LeetCode 53/152 Maximum Subarray/Maximum Product Subarray---DP **
一:Maximum Subarray
题目:
Find the contiguous subarray within an array (containing at least one number) which has the largest sum.
For example, given the array [−2,1,−3,4,−1,2,1,−5,4],
the contiguous subarray [4,−1,2,1] has the largest sum = 6.
分析:这题就是求最大连续字串的和,或者说是求和最大的连续子数组
此题最简单的是暴力,但是暴力为O(N^2), 超时。
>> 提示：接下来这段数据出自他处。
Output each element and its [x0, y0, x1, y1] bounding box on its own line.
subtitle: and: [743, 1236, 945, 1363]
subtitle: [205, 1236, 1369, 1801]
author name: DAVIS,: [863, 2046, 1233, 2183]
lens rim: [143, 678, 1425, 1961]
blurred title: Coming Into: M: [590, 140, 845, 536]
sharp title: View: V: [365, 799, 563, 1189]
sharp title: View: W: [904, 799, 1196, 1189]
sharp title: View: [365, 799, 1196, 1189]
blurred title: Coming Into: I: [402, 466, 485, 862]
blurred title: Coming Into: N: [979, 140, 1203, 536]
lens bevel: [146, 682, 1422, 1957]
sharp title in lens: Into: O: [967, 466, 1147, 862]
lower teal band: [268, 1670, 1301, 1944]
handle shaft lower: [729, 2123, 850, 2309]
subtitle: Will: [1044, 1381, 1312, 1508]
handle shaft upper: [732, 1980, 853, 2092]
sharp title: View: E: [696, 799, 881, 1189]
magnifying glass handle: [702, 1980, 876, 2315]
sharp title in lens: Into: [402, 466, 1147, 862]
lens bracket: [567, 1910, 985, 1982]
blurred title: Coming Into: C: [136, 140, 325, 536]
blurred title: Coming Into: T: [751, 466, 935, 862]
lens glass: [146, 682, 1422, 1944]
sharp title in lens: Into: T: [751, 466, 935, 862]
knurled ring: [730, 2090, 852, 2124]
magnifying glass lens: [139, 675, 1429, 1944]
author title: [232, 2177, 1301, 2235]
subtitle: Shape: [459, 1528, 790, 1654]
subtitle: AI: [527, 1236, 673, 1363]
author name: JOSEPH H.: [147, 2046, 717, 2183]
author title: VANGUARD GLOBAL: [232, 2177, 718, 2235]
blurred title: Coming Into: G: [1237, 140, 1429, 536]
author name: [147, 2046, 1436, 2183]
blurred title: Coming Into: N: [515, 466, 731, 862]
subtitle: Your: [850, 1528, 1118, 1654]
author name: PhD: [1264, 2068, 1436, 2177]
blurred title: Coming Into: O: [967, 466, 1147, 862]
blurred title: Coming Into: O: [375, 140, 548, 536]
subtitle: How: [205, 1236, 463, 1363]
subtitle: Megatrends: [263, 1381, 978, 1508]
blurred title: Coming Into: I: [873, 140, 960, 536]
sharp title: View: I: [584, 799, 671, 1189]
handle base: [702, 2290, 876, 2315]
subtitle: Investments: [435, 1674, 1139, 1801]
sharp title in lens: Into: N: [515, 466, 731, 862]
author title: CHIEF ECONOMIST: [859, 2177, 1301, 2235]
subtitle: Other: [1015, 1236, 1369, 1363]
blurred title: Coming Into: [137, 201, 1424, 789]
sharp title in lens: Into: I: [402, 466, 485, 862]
另外可以采用动态规划来求解,关键是如何转换为动态规划问题,即如何表述成动态规划问题。
我们用local[i]来表示以A[i]结尾的连续子数组的最大和,那么local[0] = A[0],, local[1]等于要么local[0]+A[1] 要么就等于A[1]本身,关键看两者谁更大,于是便得到递归式local[i+1] = max(local[i]+A[i], A[i]),,,,local数组中的最大值即为所求。 迭代的过程中无需数组 因此时间复杂度为O(N), 空间复杂度为O(1).
class Solution {
public:
int maxSubArray(int A[], int n) {
if(n == 0) return 0;
int sum = A[0]; // 以A[0]结束的连续子数组和最大值
int maxResult = A[0];
for(int i = 1; i < n; i++){
sum = max(A[i],A[i]+sum); // 以A[i]结束的连续子数组和最大值
if(maxResult < sum) maxResult = sum;
}
return maxResult;
}
};二:Maximum Product Subarray
题目:
Find the contiguous subarray within an array (containing at least one number) which has the largest product.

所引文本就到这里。